Our aims are to: 1. Compare physiologic differences related to pulmonary vascular disease in HIV+ and HIV- patients, adjusting for the presence and severity of radiographic emphysema;2. Determine whether alveolar and circulating biomarkers of endothelial activation and dysfunction are associated with emphysema in HIV+ compared to HIV- patients. Results of these studies will allow us to comprehensively characterize clinical and biological differences in emphysema in HIV+ compared to HIV- patients with a focus on the role of pulmonary vascular dysfunction.

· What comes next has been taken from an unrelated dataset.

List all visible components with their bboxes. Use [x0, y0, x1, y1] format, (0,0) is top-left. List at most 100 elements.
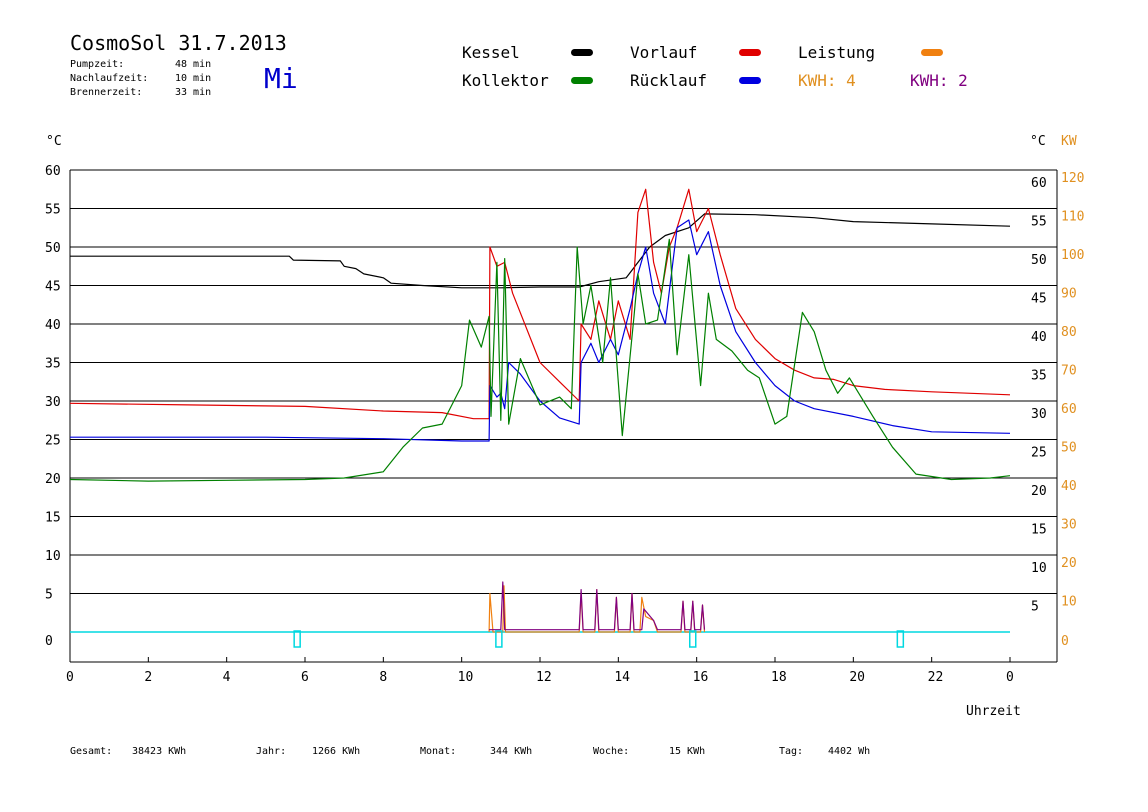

Understanding whether emphysema is distinct in the context of HIV infection is crucial to tailoring patient management;developing novel preventative and therapeutic targets;and improving patient outcomes.
HIV infected (HIV+) patients have an increased risk of emphysema compared to uninfected patients. The studies proposed will advance our understanding of cardiopulmonary function and the role of pulmonary vascular disease in emphysema in HIV+ patients, and inform future studies to improve the health of HIV+ patients.